[CP 162 CD] Jack Tamul; Electro/Acoustic, The Referee Has Vanished, Zaat
2017 reédition, adding far more to the picture; included at the end of the first disc is the entirety of Jack's private-issue 80s tape "The Referee Has Vanished", featuring further choral pieces, synthesizer drones & tape-work. Plus, the Creel Pone PTB have tracked down a print of the ultra-obscure Floridian mid-70s genre (rubber-suit monster) flic "Zaat", to which Jack contributed a series of Modular Synth burbles predating most of the material on either the LP or the tape; included here on a second disc is a sampling of his superlative sound-design directions & eerie sub-aquatic burble.
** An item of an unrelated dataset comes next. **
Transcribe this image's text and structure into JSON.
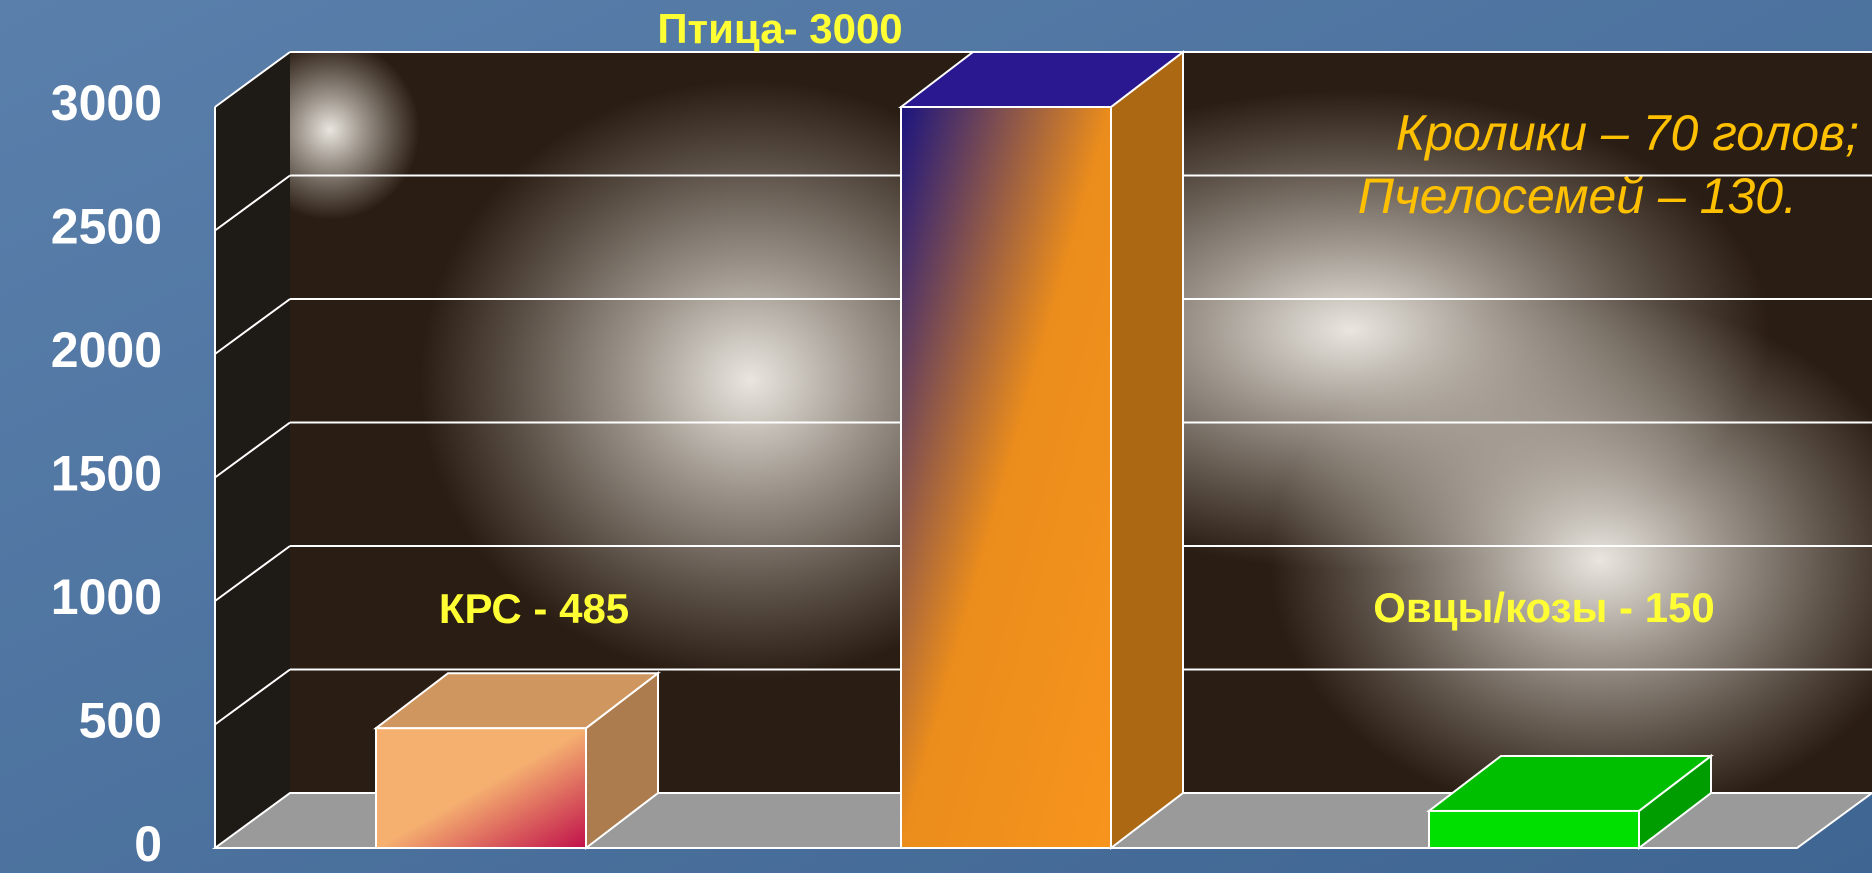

Lovely set of tape-music by composer Jack Tamul, issued in 1980 by Spectrum - not the Wergo sub-label, but the same Bear Mountain-area powerhouse that released William Hoskins’ “Galactic Fantasy” & William Strickland’s “An Electronic Visit to the Zoo” the year prior - “recorded at the Jacksonville Museum of Arts & Sciences."
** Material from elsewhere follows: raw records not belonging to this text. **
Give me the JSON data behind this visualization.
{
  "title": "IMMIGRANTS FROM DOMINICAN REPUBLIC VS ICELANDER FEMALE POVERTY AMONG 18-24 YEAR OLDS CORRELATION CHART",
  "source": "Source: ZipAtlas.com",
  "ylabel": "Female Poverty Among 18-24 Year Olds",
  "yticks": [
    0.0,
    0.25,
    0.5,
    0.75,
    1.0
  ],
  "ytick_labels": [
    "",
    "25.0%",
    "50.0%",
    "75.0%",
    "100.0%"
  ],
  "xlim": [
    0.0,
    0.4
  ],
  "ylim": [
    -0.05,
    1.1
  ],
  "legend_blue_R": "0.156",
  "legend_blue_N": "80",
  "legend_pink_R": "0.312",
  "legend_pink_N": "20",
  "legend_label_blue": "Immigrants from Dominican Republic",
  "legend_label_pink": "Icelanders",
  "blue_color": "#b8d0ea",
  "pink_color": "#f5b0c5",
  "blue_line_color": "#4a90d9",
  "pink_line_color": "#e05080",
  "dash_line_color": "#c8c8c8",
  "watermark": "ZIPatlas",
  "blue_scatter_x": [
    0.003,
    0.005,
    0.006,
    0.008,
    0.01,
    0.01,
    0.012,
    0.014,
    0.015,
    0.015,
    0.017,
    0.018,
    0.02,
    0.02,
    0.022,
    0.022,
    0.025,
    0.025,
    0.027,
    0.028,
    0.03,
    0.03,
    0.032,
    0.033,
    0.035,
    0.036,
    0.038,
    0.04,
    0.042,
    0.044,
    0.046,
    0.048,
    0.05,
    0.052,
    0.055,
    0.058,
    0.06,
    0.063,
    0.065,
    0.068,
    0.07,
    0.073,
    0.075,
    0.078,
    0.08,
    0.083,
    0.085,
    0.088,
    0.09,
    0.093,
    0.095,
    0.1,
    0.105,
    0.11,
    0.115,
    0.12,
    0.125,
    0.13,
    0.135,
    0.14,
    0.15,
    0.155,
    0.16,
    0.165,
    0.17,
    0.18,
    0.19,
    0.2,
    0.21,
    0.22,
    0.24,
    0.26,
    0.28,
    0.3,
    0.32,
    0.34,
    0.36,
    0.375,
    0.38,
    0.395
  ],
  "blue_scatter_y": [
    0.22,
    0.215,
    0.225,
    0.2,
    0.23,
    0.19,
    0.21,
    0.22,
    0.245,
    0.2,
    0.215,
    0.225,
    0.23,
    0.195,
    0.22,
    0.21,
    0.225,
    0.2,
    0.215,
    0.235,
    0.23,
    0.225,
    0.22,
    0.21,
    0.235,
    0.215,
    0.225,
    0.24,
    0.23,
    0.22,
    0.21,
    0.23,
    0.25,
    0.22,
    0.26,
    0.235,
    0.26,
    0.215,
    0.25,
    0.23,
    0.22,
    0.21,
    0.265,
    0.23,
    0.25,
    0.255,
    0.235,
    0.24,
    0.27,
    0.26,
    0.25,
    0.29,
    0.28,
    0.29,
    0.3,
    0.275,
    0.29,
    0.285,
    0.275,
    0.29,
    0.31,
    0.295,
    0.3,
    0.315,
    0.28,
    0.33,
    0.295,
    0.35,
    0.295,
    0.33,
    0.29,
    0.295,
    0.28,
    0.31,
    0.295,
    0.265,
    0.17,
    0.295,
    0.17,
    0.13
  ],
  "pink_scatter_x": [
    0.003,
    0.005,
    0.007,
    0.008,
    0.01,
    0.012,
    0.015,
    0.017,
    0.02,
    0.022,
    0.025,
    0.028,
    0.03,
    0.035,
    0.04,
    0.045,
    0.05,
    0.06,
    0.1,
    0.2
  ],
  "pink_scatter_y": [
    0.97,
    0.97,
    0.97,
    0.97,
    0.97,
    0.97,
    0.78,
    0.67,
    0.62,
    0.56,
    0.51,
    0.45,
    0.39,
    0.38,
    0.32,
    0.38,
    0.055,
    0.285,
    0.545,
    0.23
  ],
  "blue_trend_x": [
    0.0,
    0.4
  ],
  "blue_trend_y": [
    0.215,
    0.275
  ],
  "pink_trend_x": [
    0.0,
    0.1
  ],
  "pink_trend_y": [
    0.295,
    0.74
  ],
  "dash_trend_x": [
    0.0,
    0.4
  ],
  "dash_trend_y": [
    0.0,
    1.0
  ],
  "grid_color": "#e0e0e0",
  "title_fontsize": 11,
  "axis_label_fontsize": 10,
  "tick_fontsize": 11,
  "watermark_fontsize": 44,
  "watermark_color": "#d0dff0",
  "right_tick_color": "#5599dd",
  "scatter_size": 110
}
Starting with a series of pieces incorporating acoustic materials: “Genesis” is a choir piece peppered with synthesizer & tape-manipulation; “Lament for Gettysburg” is purely choral; “Canon Cancrizans” is a pure tape-work utilizing accordion sounds, the pieces progress towards the fully-electronic, with a trilogy of fine synth-based constructs - the sleeve lists the gear used in exacting detail: Prophet 5, Arp 2600, Moog satellite ... and a bevy of “modifiers and miscellany” - offering a range of motifs from “Fantasia” ‘s eerily prescient synth-drones - seriously, if someone played me this claiming it to be a new Spectrum Spools release, I’d believe it wholesale - to “Mogul” ‘s rather Dockstader-esque constructs, to “Wave Rhapsody” ‘s woozy slow oscillations.